I try to read, too, but a normally satisfying evening reading a good book isn’t as satisfying with Devyn upstairs. I’m not going to turn into a stalker, and I keep to my bedroom despite my need to simply be in her space. Ten o’clock rolls around, and I hear her shuffle through the living room to the bathroom. I imagine her getting ready for bed. I don’t poke my head out to even wish her a goodnight.
Tomorrow, near midnight, the snow will stop. The city works with me and plows the road up to the lighthouse first. They know I need to attend my doctor’s appointments, and Pete will lean on the road crew and remind them I haven’t had a grocery delivery in close to a week. I’ll be plowed out, and she’ll be on her way in twenty-four hours, forty-eight at the most.
Maybe a quick trip to Cedar Hill will be what I need to forget she’d ever been here. She wouldn’t have been here long enough for memory of her to bother me when I come back. I can’t do anything with the site in the winter, but I can assess what needs to be done and put a plan together for the cleanup that can begin at the end of March or beginning of April, depending on how spring decides to saunter into the city.
Near one in the morning, I give up on my book and walk into the kitchen for a glass of water. Through the wooden door at the top of the stairs, a muffled shout drifts over the lighthouse.
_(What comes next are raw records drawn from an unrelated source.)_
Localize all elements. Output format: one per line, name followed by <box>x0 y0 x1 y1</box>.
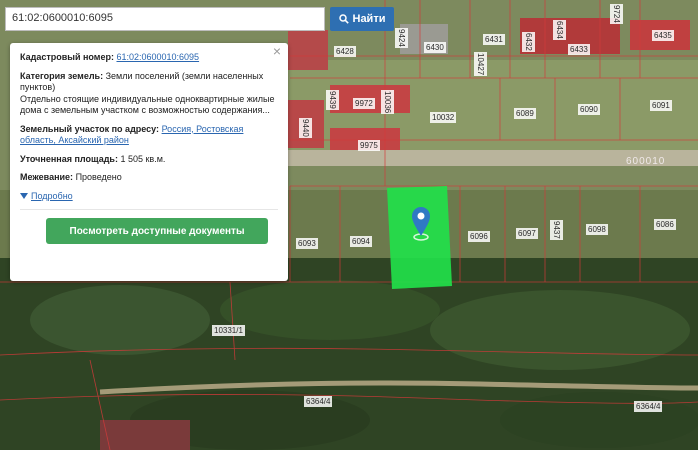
parcel-label: 6096 <box>468 231 490 242</box>
location-pin-icon[interactable] <box>411 206 431 242</box>
usage-text: Отдельно стоящие индивидуальные одноквар… <box>20 93 275 116</box>
parcel-label: 6097 <box>516 228 538 239</box>
area-row: Уточненная площадь: 1 505 кв.м. <box>20 154 278 166</box>
area-value: 1 505 кв.м. <box>120 153 166 164</box>
parcel-label: 10331/1 <box>212 325 245 336</box>
street-label: 600010 <box>626 156 666 167</box>
parcel-label: 6431 <box>483 34 505 45</box>
address-row: Земельный участок по адресу: Россия, Рос… <box>20 124 278 147</box>
parcel-label: 6091 <box>650 100 672 111</box>
area-label: Уточненная площадь: <box>20 153 118 164</box>
details-toggle[interactable]: Подробно <box>20 191 278 203</box>
parcel-label: 6089 <box>514 108 536 119</box>
parcel-label: 6430 <box>424 42 446 53</box>
view-documents-button[interactable]: Посмотреть доступные документы <box>46 218 268 244</box>
parcel-label: 9440 <box>299 118 312 138</box>
search-icon <box>338 14 349 24</box>
parcel-label: 9975 <box>358 140 380 151</box>
survey-label: Межевание: <box>20 172 74 182</box>
search-input[interactable]: 61:02:0600010:6095 <box>5 7 325 31</box>
category-row: Категория земель: Земли поселений (земли… <box>20 71 278 117</box>
parcel-label: 6086 <box>654 219 676 230</box>
search-button[interactable]: Найти <box>330 7 394 31</box>
parcel-label: 6435 <box>652 30 674 41</box>
parcel-label: 10427 <box>474 52 487 77</box>
parcel-label: 10032 <box>430 112 457 123</box>
parcel-label: 9424 <box>395 28 408 48</box>
parcel-label: 6434 <box>553 20 566 40</box>
parcel-label: 9724 <box>610 4 623 24</box>
parcel-label: 9437 <box>550 220 563 240</box>
parcel-label: 6428 <box>334 46 356 57</box>
details-label: Подробно <box>31 190 73 201</box>
cadastral-label: Кадастровый номер: <box>20 52 114 62</box>
parcel-label: 6364/4 <box>304 396 333 407</box>
close-icon[interactable]: × <box>273 44 281 57</box>
cadastral-row: Кадастровый номер: 61:02:0600010:6095 <box>20 52 278 64</box>
parcel-label: 6094 <box>350 236 372 247</box>
search-button-label: Найти <box>352 13 386 25</box>
parcel-label: 6432 <box>522 32 535 52</box>
category-label: Категория земель: <box>20 70 104 81</box>
parcel-label: 6090 <box>578 104 600 115</box>
survey-value: Проведено <box>75 172 122 182</box>
parcel-label: 6433 <box>568 44 590 55</box>
cadastral-link[interactable]: 61:02:0600010:6095 <box>116 52 199 62</box>
parcel-label: 6364/4 <box>634 401 663 412</box>
triangle-down-icon <box>20 193 28 200</box>
survey-row: Межевание: Проведено <box>20 172 278 184</box>
parcel-label: 10036 <box>381 90 394 115</box>
parcel-info-popup: × Кадастровый номер: 61:02:0600010:6095 … <box>10 43 288 281</box>
parcel-label: 9972 <box>353 98 375 109</box>
parcel-label: 9439 <box>326 90 339 110</box>
parcel-label: 6093 <box>296 238 318 249</box>
parcel-label: 6098 <box>586 224 608 235</box>
divider <box>20 209 278 210</box>
address-label: Земельный участок по адресу: <box>20 123 160 134</box>
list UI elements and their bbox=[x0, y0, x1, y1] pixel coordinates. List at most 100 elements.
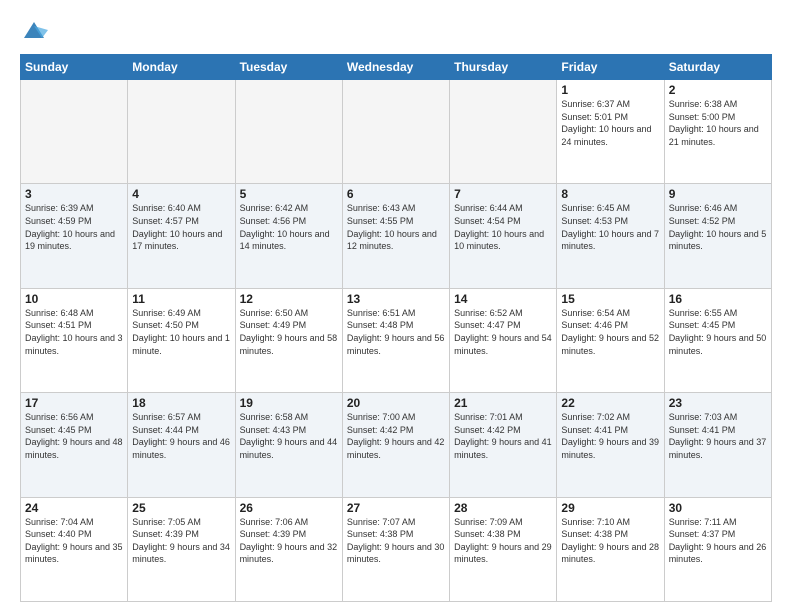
day-info: Sunrise: 6:51 AM Sunset: 4:48 PM Dayligh… bbox=[347, 307, 445, 357]
calendar-week-row: 3Sunrise: 6:39 AM Sunset: 4:59 PM Daylig… bbox=[21, 184, 772, 288]
day-number: 11 bbox=[132, 292, 230, 306]
weekday-header-thursday: Thursday bbox=[450, 55, 557, 80]
calendar-cell: 4Sunrise: 6:40 AM Sunset: 4:57 PM Daylig… bbox=[128, 184, 235, 288]
calendar-cell: 29Sunrise: 7:10 AM Sunset: 4:38 PM Dayli… bbox=[557, 497, 664, 601]
calendar-cell: 14Sunrise: 6:52 AM Sunset: 4:47 PM Dayli… bbox=[450, 288, 557, 392]
day-info: Sunrise: 7:02 AM Sunset: 4:41 PM Dayligh… bbox=[561, 411, 659, 461]
day-number: 1 bbox=[561, 83, 659, 97]
calendar-cell: 9Sunrise: 6:46 AM Sunset: 4:52 PM Daylig… bbox=[664, 184, 771, 288]
calendar-cell bbox=[342, 80, 449, 184]
day-info: Sunrise: 6:37 AM Sunset: 5:01 PM Dayligh… bbox=[561, 98, 659, 148]
page: SundayMondayTuesdayWednesdayThursdayFrid… bbox=[0, 0, 792, 612]
weekday-header-tuesday: Tuesday bbox=[235, 55, 342, 80]
day-number: 14 bbox=[454, 292, 552, 306]
weekday-header-monday: Monday bbox=[128, 55, 235, 80]
calendar-cell: 20Sunrise: 7:00 AM Sunset: 4:42 PM Dayli… bbox=[342, 393, 449, 497]
day-info: Sunrise: 6:42 AM Sunset: 4:56 PM Dayligh… bbox=[240, 202, 338, 252]
calendar-cell: 24Sunrise: 7:04 AM Sunset: 4:40 PM Dayli… bbox=[21, 497, 128, 601]
day-info: Sunrise: 6:54 AM Sunset: 4:46 PM Dayligh… bbox=[561, 307, 659, 357]
calendar-cell: 21Sunrise: 7:01 AM Sunset: 4:42 PM Dayli… bbox=[450, 393, 557, 497]
calendar-cell: 23Sunrise: 7:03 AM Sunset: 4:41 PM Dayli… bbox=[664, 393, 771, 497]
calendar-cell: 17Sunrise: 6:56 AM Sunset: 4:45 PM Dayli… bbox=[21, 393, 128, 497]
logo-icon bbox=[20, 16, 48, 44]
day-info: Sunrise: 6:44 AM Sunset: 4:54 PM Dayligh… bbox=[454, 202, 552, 252]
day-number: 7 bbox=[454, 187, 552, 201]
calendar-week-row: 24Sunrise: 7:04 AM Sunset: 4:40 PM Dayli… bbox=[21, 497, 772, 601]
day-number: 26 bbox=[240, 501, 338, 515]
day-number: 15 bbox=[561, 292, 659, 306]
day-info: Sunrise: 6:40 AM Sunset: 4:57 PM Dayligh… bbox=[132, 202, 230, 252]
day-number: 18 bbox=[132, 396, 230, 410]
day-info: Sunrise: 7:04 AM Sunset: 4:40 PM Dayligh… bbox=[25, 516, 123, 566]
calendar-cell bbox=[450, 80, 557, 184]
calendar-week-row: 10Sunrise: 6:48 AM Sunset: 4:51 PM Dayli… bbox=[21, 288, 772, 392]
day-number: 10 bbox=[25, 292, 123, 306]
day-number: 16 bbox=[669, 292, 767, 306]
weekday-header-saturday: Saturday bbox=[664, 55, 771, 80]
day-number: 5 bbox=[240, 187, 338, 201]
day-info: Sunrise: 7:00 AM Sunset: 4:42 PM Dayligh… bbox=[347, 411, 445, 461]
day-info: Sunrise: 6:58 AM Sunset: 4:43 PM Dayligh… bbox=[240, 411, 338, 461]
logo bbox=[20, 16, 52, 44]
calendar-cell: 12Sunrise: 6:50 AM Sunset: 4:49 PM Dayli… bbox=[235, 288, 342, 392]
day-info: Sunrise: 6:55 AM Sunset: 4:45 PM Dayligh… bbox=[669, 307, 767, 357]
header bbox=[20, 16, 772, 44]
calendar-cell: 26Sunrise: 7:06 AM Sunset: 4:39 PM Dayli… bbox=[235, 497, 342, 601]
day-number: 17 bbox=[25, 396, 123, 410]
day-number: 8 bbox=[561, 187, 659, 201]
calendar-week-row: 17Sunrise: 6:56 AM Sunset: 4:45 PM Dayli… bbox=[21, 393, 772, 497]
day-info: Sunrise: 6:52 AM Sunset: 4:47 PM Dayligh… bbox=[454, 307, 552, 357]
day-info: Sunrise: 6:46 AM Sunset: 4:52 PM Dayligh… bbox=[669, 202, 767, 252]
day-info: Sunrise: 6:49 AM Sunset: 4:50 PM Dayligh… bbox=[132, 307, 230, 357]
day-number: 27 bbox=[347, 501, 445, 515]
day-info: Sunrise: 6:48 AM Sunset: 4:51 PM Dayligh… bbox=[25, 307, 123, 357]
day-number: 21 bbox=[454, 396, 552, 410]
day-number: 30 bbox=[669, 501, 767, 515]
day-number: 23 bbox=[669, 396, 767, 410]
calendar-cell: 10Sunrise: 6:48 AM Sunset: 4:51 PM Dayli… bbox=[21, 288, 128, 392]
calendar-cell: 16Sunrise: 6:55 AM Sunset: 4:45 PM Dayli… bbox=[664, 288, 771, 392]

I forget the water and run across the living room and up the stairs as quickly as my hip and leg will allow me. My sweaty fingers grapple at the doorknob for precious seconds before I can twist it enough to open the door.
“No! Please don’t!” Devyn cries, and her voice is louder now as she didn’t close her bedroom door or lock it, trusting me not to hurt her.
She’s thrashing about on the bed, the comforter wrapped around her legs. Her hair is spread against the sheet, a pillow sits on the floor where she knocked it off in the midst of her struggles.
Everything I know about waking someone with a nightmare advises against what I do next. I leap onto the bed and fold her into my arms. She kicks at me as she cries, claws at me, her fingernails raking over my skin.
“Please don’t,” she sobs and her body bucks against mine. “I promise, I promise.”
“Devyn. Devyn, wake up.” I tighten my hold and pin her head between the mattress and my cheek. “You’re safe, baby. You’re safe.”
Her rigid body slightly relaxes, but she cries hot tears onto my arms as she curls her body into a fetal position, her ass snug against my dick. I bend tightly around her, but I don’t want her to feel trapped and I loosen my grip.
She smells like roses, her pajama set a soft, thin fleece. A quiet mewling comes from the back of her throat.
“Baby, you’re safe. I won’t let anything happen to you.” A blatant lie. I won’t be able to do anything once she leaves Old Harbor.
I lose track of how long we lie like that, her shuddering easing with every minute I hold her.
She twists in my arms and molds herself to me, her face pressed into my neck, her leg slung over my hip. “Rick,” she murmurs into my ear.
“I’m here, baby.” The endearment sounds natural, like I’ve been saying it to her for years. I push my hand up her pajama top, spread my palm over her back. Her skin is soft and warm, and she’s not wearing a bra. I want to touch her everywhere, but I only hold her and pray she never asks me to stop.